Interestingly, while the top brands for the audiences of games like FIFA, Call of Duty and World of Warcraft reflect gaming brands, the top brands for the Candy Crush audience are distinctly lacking in them, instead being filled with shopping brands like Asda, Argos, Morrisons and Tesco, as well as food and snack brands like Cadbury, McDonalds and Pringles.

This is further evidence that a large proportion of women are not interested in intense gaming but are instead looking for some form of entertainment that allows them to shop, while on the move.

Again, if we look at media titles, similar insight emerges.
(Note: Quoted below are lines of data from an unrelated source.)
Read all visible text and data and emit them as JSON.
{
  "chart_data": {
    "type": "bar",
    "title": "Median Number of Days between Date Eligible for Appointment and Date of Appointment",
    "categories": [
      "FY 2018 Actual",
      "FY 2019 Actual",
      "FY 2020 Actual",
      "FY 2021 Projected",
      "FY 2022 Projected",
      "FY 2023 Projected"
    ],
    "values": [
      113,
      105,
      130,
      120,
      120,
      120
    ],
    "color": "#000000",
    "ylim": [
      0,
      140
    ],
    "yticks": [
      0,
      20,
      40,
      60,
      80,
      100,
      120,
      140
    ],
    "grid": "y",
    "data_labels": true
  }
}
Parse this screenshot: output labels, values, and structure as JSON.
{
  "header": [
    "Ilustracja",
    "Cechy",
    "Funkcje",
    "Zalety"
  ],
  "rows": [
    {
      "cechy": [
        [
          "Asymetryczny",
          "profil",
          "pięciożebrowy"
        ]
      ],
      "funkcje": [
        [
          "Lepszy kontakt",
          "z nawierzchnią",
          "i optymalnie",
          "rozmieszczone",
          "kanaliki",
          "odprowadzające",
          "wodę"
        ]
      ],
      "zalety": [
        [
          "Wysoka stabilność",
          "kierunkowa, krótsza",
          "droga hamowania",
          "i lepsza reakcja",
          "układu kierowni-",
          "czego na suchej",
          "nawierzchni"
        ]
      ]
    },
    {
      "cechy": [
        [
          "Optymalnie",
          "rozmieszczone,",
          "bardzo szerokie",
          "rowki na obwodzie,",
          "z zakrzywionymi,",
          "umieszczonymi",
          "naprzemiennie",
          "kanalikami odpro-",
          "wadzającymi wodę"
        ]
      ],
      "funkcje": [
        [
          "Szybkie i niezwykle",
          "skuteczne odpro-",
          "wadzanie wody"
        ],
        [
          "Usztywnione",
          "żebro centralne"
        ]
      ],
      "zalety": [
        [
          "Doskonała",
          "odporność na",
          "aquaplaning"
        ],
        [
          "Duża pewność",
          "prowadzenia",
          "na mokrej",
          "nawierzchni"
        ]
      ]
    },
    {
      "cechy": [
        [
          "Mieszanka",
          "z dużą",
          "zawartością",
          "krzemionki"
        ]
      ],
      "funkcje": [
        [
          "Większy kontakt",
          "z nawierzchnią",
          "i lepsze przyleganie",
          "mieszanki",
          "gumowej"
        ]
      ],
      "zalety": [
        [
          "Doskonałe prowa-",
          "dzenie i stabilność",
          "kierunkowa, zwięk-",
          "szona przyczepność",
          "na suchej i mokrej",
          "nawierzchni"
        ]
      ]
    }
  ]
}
While titles for FIFA, CoD and WoW reflect gaming passions, such as PC Gamer and Game Informer, those for Candy Crush have a greater focus on celebrity culture, such as Britain’s Got Talent, Saturday Night Takeaway and I’m a Celebrity.

All of this insight should highlight to male-dominated gaming brands a need to increase investment in mobile app gaming, in order to tap into a large proportion of female gamers. However, that’s not all that is going on here.

A growing audience

To illustrate the female gaming segment further, we can examine another example: The Sims, an interactive simulation game where players simulate a life, from birth till death. The audience for this game is overwhelmingly female, with 70%. Yet this is no app – The Sims is primarily played on a PC.

The opportunity to attract more women is one that every gaming brand, whether console or mobile, should be looking to.

The top passions for this audience are Science Fiction & Fantasy, Drama, Watching Movies, Beauty and Eating Out & Socialising. This reflects a slightly different female-dominated audience to that of Candy Crush, although the fastest growing passion for Sims fans is Fast Food & Treats, underlining this possible desire to be on the move, as was reflected in the Candy Crush audience.

The presence of Science Fiction & Fantasy and of Comic Books (as the second fastest growing passion) should appeal to the makers of World of Warcraft, a game that reflects similar passions, and underline that there is room for more women in these fringe passions, although perhaps not quite so fringe as WoW.

It is the top brands for Sims fans that showcases some valuable insight, however. Many of these top brands reflect Fast Food and take away brands like Starbucks, McDonalds and Cadbury. But it is their fastest growing brands within this audience that is most interesting: while the Body Shop is the second fastest growing brand, something that underlines that this is a female-dominated audience, the third fastest growing is Nintendo, while fifth is Xbox.

Winning over women

This perhaps reveals that recent developments by these two gaming consoles, which are heavily male dominated, might be helping to draw more women in. One major factor of The Sims is the ability to play as your choice of gender, and there is a growing trend towards integrating female playing roles into newer console games.

Many of the most recent allow you to unlock female characters which you can play as, while the latest Assassin’s Creed game will offer the chance to play as a female character right from the beginning of the game. Certainly, allowing more female dominance within the game itself can only be a good thing in helping to draw more women in.

Winning over women has not proved easy in the past, but they certainly are an underrepresented segment in the gaming industry. This opportunity is one that every gaming brand, whether console or mobile, should be looking to, and it is insight like this that will help to them to achieve it. Whether it’s investing in more on-the-go mobile games or developing console games that both reflect the passions of female gamers and showcase them in more prominent roles within those games, winning over women will almost certainly be the make or break factor for gaming brands everywhere.